The Technologies segment revenues were $17.5 million in the fourth
quarter, an 11% decline from $19.6 million in the third quarter of 2002,
and a decline of 7% from $18.7 million in the fourth quarter of 2001.
Technologies' gross profit margin was 16.5% for the fourth quarter of
2002. Year-over-year, Technologies' revenues decreased by 24% to $77.6
million, from $102.5 million in 2001, reflecting the decline in the major
driver of this segment, capital spending on fabrication equipment.

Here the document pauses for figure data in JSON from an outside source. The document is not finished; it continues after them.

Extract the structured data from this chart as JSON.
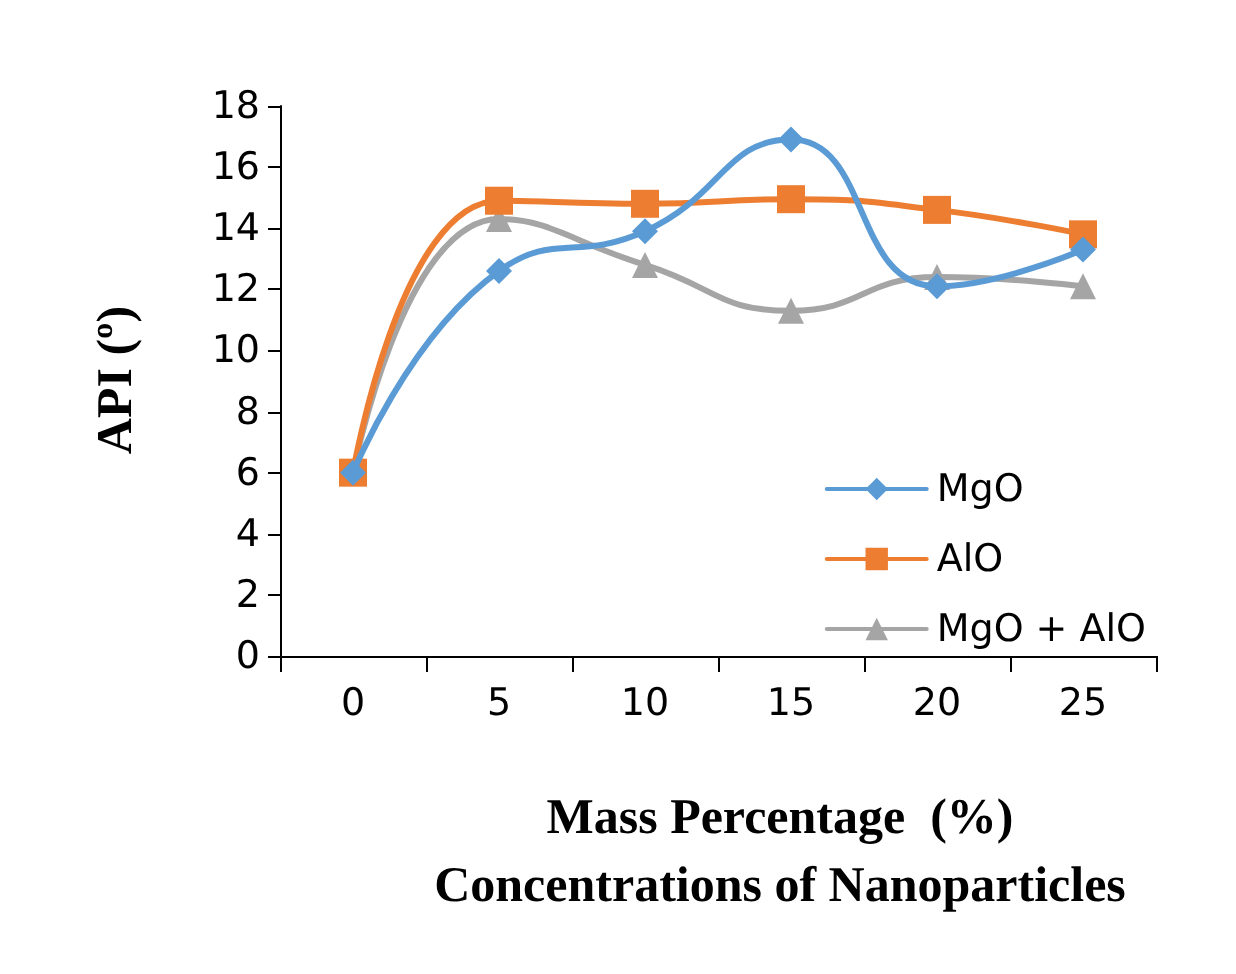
{
  "chart_data": {
    "type": "line",
    "xlabel": "Mass Percentage  (%)\nConcentrations of Nanoparticles",
    "ylabel": "API (º)",
    "categories": [
      "0",
      "5",
      "10",
      "15",
      "20",
      "25"
    ],
    "series": [
      {
        "name": "MgO",
        "color": "#5b9bd5",
        "marker": "diamond",
        "values": [
          6,
          12.6,
          13.9,
          16.9,
          12.1,
          13.3
        ]
      },
      {
        "name": "AlO",
        "color": "#ed7d31",
        "marker": "square",
        "values": [
          6,
          14.9,
          14.8,
          14.95,
          14.6,
          13.8
        ]
      },
      {
        "name": "MgO + AlO",
        "color": "#a5a5a5",
        "marker": "triangle",
        "values": [
          6,
          14.3,
          12.8,
          11.3,
          12.4,
          12.1
        ]
      }
    ],
    "ylim": [
      0,
      18
    ],
    "yticks": [
      0,
      2,
      4,
      6,
      8,
      10,
      12,
      14,
      16,
      18
    ],
    "grid": false,
    "legend": "right"
  }
}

Sharkey continued, "For 2002, Materials generated 63% of total
revenues, with a gross margin of 50.5%. Technologies' gross margins for
2002 of 17% were well below long-term targets, based on underutilized
capacity in the epi service business, specific inventory write-downs in
the Emosyn and gallium arsenide epi businesses, and reduced volumes in the
equipment product lines."

"ATMI's stellar contributor for the year was the SDS(r)
sub-atmospheric gas packaging and delivery products. In fact, all our
packaging product lines managed to grow during these two worst years in
industry history, despite the extremely negative market environment. Our
biggest financial drain, the gallium arsenide epi facility, was written
off in the third quarter, as we exited that business and recognized a
$34.6 million pre-tax, $22.0 million after-tax, charge for impaired
assets. The 2002 investment in research and development continued at
comparable dollar levels, equivalent to 14% of revenues. Capital
expenditures during 2002 totaled $40.9 million, the majority for our new
Post Mountain materials manufacturing facility."